All right, Hope, just a
minute. Yes, I can see you are writing some
very good poetry, but so am I. Finally I apologise to Virginia for using
her question to make my final point last week. that humour is just as
profound as a mortician's catalogue. Particularly when the voice of the
policeman is heard in the land (ha ha ha, hee hee hee). Now we can look at
what Hope has written on the blackboard.
"The stars look down behind
my back on little women in a slum,
Who slyly scan the almanac
To see the shape of things to come..."
A cute poem made of
book titles, which brings me without too much of a jerk, I hope, to H G
Wells, his lovely old millstream house at Digswell, then coming up for air
through the eczema of housing development we arrive at the semi-detached
council house where "The Trouble With Harry" was written in the hot summer
of 1947.
"You're just in time to cut the lawn, Mr Story!" cries
my old neighbour Mr Williams,
not without a certain friendly cynical humour. This is not shared by Joe,
however, who works hard cultivating what is, I suppose, still officially
my garden, on a share-cropping basis with Evelyn. "What him? He don't know what a garden looks like!"
I don't think Joe likes
me. I know you find that incredible. I find it incredible.

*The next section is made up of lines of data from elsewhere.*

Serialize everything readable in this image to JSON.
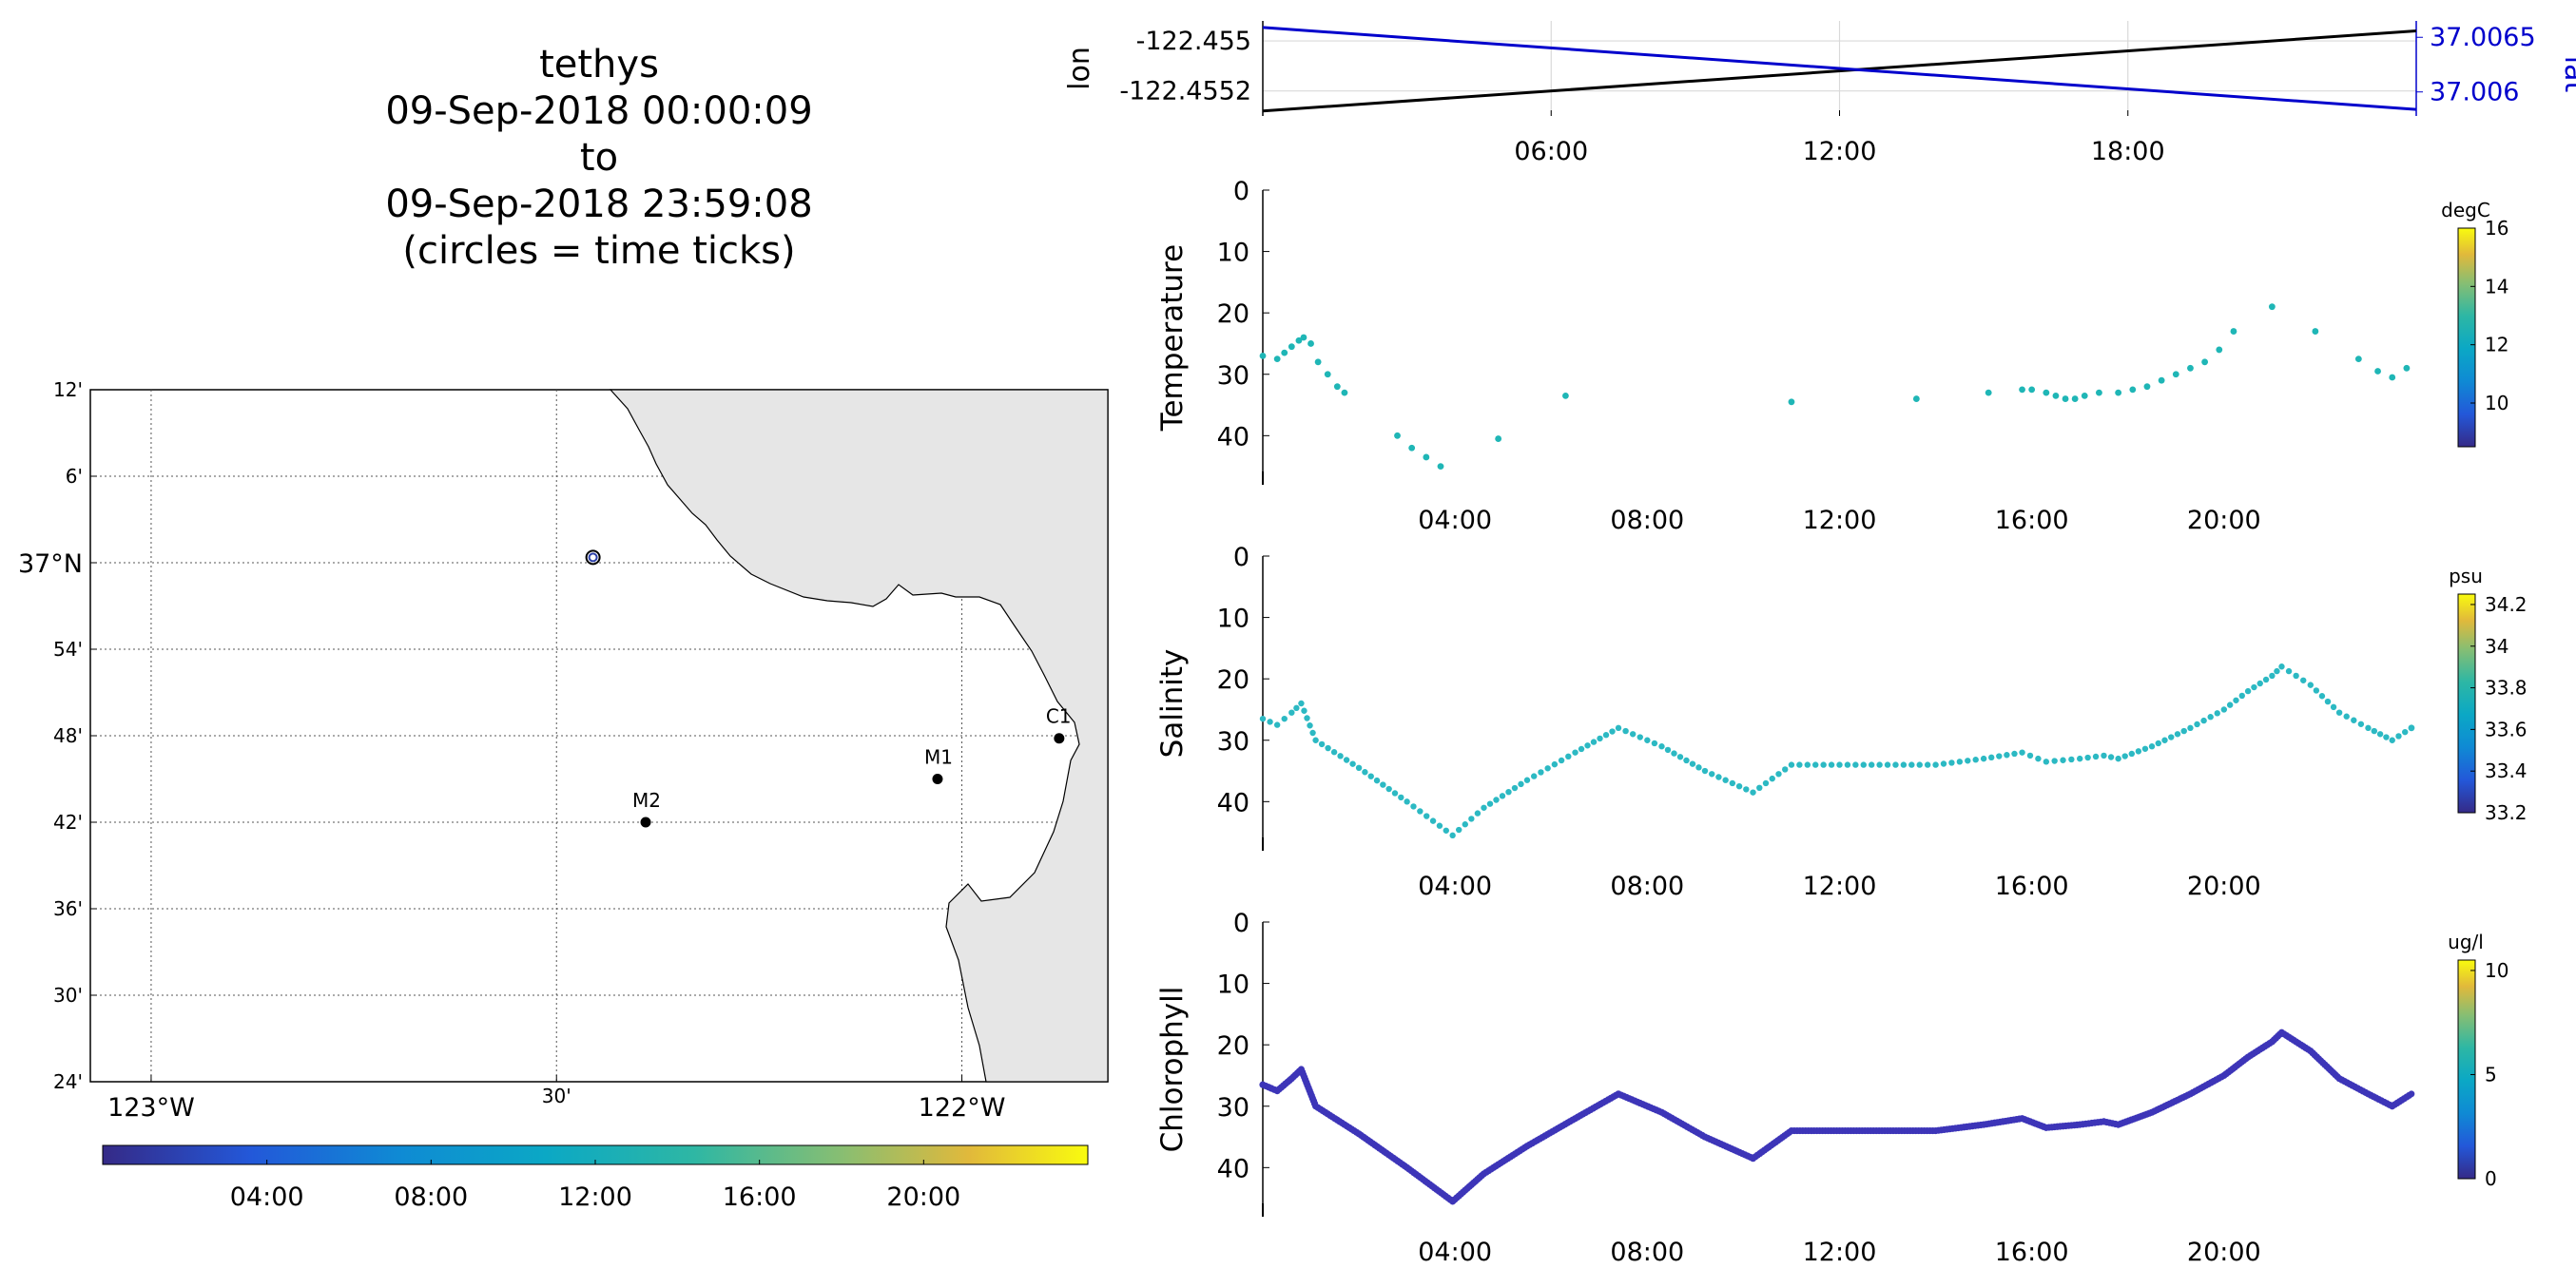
{
  "header": {
    "lines": [
      "tethys",
      "09-Sep-2018 00:00:09",
      "to",
      "09-Sep-2018 23:59:08",
      "(circles = time ticks)"
    ]
  },
  "colors": {
    "lon_line": "#000000",
    "lat_line": "#0000cc",
    "land": "#e6e6e6",
    "points_temperature": "#1fb6b6",
    "points_salinity": "#2cb9c3",
    "points_chlorophyll": "#3d35b8"
  },
  "map": {
    "lat_ticks": [
      "12'",
      "6'",
      "37°N",
      "54'",
      "48'",
      "42'",
      "36'",
      "30'",
      "24'"
    ],
    "lon_ticks": [
      "123°W",
      "30'",
      "122°W"
    ],
    "stations": [
      {
        "name": "C1",
        "lon": -121.88,
        "lat": 36.797
      },
      {
        "name": "M1",
        "lon": -122.03,
        "lat": 36.75
      },
      {
        "name": "M2",
        "lon": -122.39,
        "lat": 36.7
      }
    ],
    "vehicle_position": {
      "lon": -122.455,
      "lat": 37.0062
    },
    "time_colorbar_ticks": [
      "04:00",
      "08:00",
      "12:00",
      "16:00",
      "20:00"
    ]
  },
  "chart_data": [
    {
      "type": "line",
      "title": "",
      "xlabel": "",
      "ylabel": "lon",
      "ylabel_right": "lat",
      "xlim": [
        0,
        24
      ],
      "x_ticks": [
        "06:00",
        "12:00",
        "18:00"
      ],
      "y_ticks": [
        "-122.455",
        "-122.4552"
      ],
      "y_ticks_right": [
        "37.0065",
        "37.006"
      ],
      "series": [
        {
          "name": "lon",
          "axis": "left",
          "x": [
            0,
            24
          ],
          "values": [
            -122.45528,
            -122.45496
          ]
        },
        {
          "name": "lat",
          "axis": "right",
          "x": [
            0,
            24
          ],
          "values": [
            37.00659,
            37.00584
          ]
        }
      ]
    },
    {
      "type": "scatter",
      "ylabel": "Temperature",
      "xlim": [
        0,
        24
      ],
      "ylim": [
        0,
        48
      ],
      "y_reversed": true,
      "x_ticks": [
        "04:00",
        "08:00",
        "12:00",
        "16:00",
        "20:00"
      ],
      "y_ticks": [
        "0",
        "10",
        "20",
        "30",
        "40"
      ],
      "colorbar": {
        "unit": "degC",
        "ticks": [
          "10",
          "12",
          "14",
          "16"
        ],
        "range": [
          8.5,
          16
        ]
      },
      "x": [
        0.0,
        0.3,
        0.45,
        0.6,
        0.75,
        0.85,
        1.0,
        1.15,
        1.35,
        1.55,
        1.7,
        2.8,
        3.1,
        3.4,
        3.7,
        4.9,
        6.3,
        11.0,
        13.6,
        15.1,
        15.8,
        16.0,
        16.3,
        16.5,
        16.7,
        16.9,
        17.1,
        17.4,
        17.8,
        18.1,
        18.4,
        18.7,
        19.0,
        19.3,
        19.6,
        19.9,
        20.2,
        21.0,
        21.9,
        22.8,
        23.2,
        23.5,
        23.8
      ],
      "values": [
        27,
        27.5,
        26.5,
        25.5,
        24.5,
        24,
        25,
        28,
        30,
        32,
        33,
        40,
        42,
        43.5,
        45,
        40.5,
        33.5,
        34.5,
        34,
        33,
        32.5,
        32.5,
        33,
        33.5,
        34,
        34,
        33.5,
        33,
        33,
        32.5,
        32,
        31,
        30,
        29,
        28,
        26,
        23,
        19,
        23,
        27.5,
        29.5,
        30.5,
        29
      ],
      "point_color": "#1fb6b6"
    },
    {
      "type": "scatter",
      "ylabel": "Salinity",
      "xlim": [
        0,
        24
      ],
      "ylim": [
        0,
        48
      ],
      "y_reversed": true,
      "x_ticks": [
        "04:00",
        "08:00",
        "12:00",
        "16:00",
        "20:00"
      ],
      "y_ticks": [
        "0",
        "10",
        "20",
        "30",
        "40"
      ],
      "colorbar": {
        "unit": "psu",
        "ticks": [
          "33.2",
          "33.4",
          "33.6",
          "33.8",
          "34",
          "34.2"
        ],
        "range": [
          33.2,
          34.25
        ]
      },
      "x": [
        0.0,
        0.3,
        0.6,
        0.8,
        1.1,
        2.0,
        3.0,
        3.95,
        4.6,
        5.5,
        6.5,
        7.4,
        8.3,
        9.2,
        10.2,
        11.0,
        12.0,
        13.0,
        14.0,
        15.0,
        15.8,
        16.3,
        17.0,
        17.5,
        17.8,
        18.5,
        19.3,
        20.0,
        20.5,
        21.0,
        21.2,
        21.8,
        22.4,
        23.0,
        23.5,
        23.9
      ],
      "values": [
        26.5,
        27.5,
        25.5,
        24,
        30,
        34.5,
        40,
        45.5,
        41,
        36.5,
        32,
        28,
        31,
        35,
        38.5,
        34,
        34,
        34,
        34,
        33,
        32,
        33.5,
        33,
        32.5,
        33,
        31,
        28,
        25,
        22,
        19.5,
        18,
        21,
        25.5,
        28,
        30,
        28
      ],
      "point_color": "#2cb9c3"
    },
    {
      "type": "scatter",
      "ylabel": "Chlorophyll",
      "xlim": [
        0,
        24
      ],
      "ylim": [
        0,
        48
      ],
      "y_reversed": true,
      "x_ticks": [
        "04:00",
        "08:00",
        "12:00",
        "16:00",
        "20:00"
      ],
      "y_ticks": [
        "0",
        "10",
        "20",
        "30",
        "40"
      ],
      "colorbar": {
        "unit": "ug/l",
        "ticks": [
          "0",
          "5",
          "10"
        ],
        "range": [
          0,
          10.5
        ]
      },
      "x": [
        0.0,
        0.3,
        0.6,
        0.8,
        1.1,
        2.0,
        3.0,
        3.95,
        4.6,
        5.5,
        6.5,
        7.4,
        8.3,
        9.2,
        10.2,
        11.0,
        12.0,
        13.0,
        14.0,
        15.0,
        15.8,
        16.3,
        17.0,
        17.5,
        17.8,
        18.5,
        19.3,
        20.0,
        20.5,
        21.0,
        21.2,
        21.8,
        22.4,
        23.0,
        23.5,
        23.9
      ],
      "values": [
        26.5,
        27.5,
        25.5,
        24,
        30,
        34.5,
        40,
        45.5,
        41,
        36.5,
        32,
        28,
        31,
        35,
        38.5,
        34,
        34,
        34,
        34,
        33,
        32,
        33.5,
        33,
        32.5,
        33,
        31,
        28,
        25,
        22,
        19.5,
        18,
        21,
        25.5,
        28,
        30,
        28
      ],
      "point_color": "#3d35b8"
    }
  ]
}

You can quite understand Orwell forbidding a biography. Look what's
happening to Wells in the Sunday Times at the moment. Worse if
Isabel had gone on washing his socks in Wandsworth, Bertie turning up with
birds in big cars over the next 30 years; Jane, Catherine, Wild Violet
Hunt, Forever Amber. How fruitful, them, to question friends and
neighbours for posterity?
"I don't know about his regenerated State, he never put a bloody hand to
spade or fork..."
But the sensitive writer, full of galloping appetites and thirsts,
sublimating every morsel of himself to the product, a pig made of pork
chops (as I have said elsewhere) must expect to make other pigs nervous,
an alien in his own sty. I say, that's rather unfortunate, isn't it, in
the whole context. Don't want to offend
Joe. Let's make it lambs. No, I've used lambs. I'll start again - oh shit, it's half past one. Writing for
money is a race against
time now; if you chew too fast you can come out in the red. (Meaning: hour
for hour you can eat more than you earn.)
Tell you what, it's the sensitive writer's business to understand and
sympathise with the human condition, the common lot. I always start
getting intellectual when I'm in a bit of a rush. Last week's article about group living (not to
be confused in any way at all with shared flatting) brought understandable
protest. Sexual intercourse is not easy. Having
mastered it with one person
you are not going to go through the whole thing again with somebody new if
you can help it. This is the principle cause of
monogamy and why couples hold hands.
They've got their homes and gardens, I've got 18 odd socks. Class dismissed.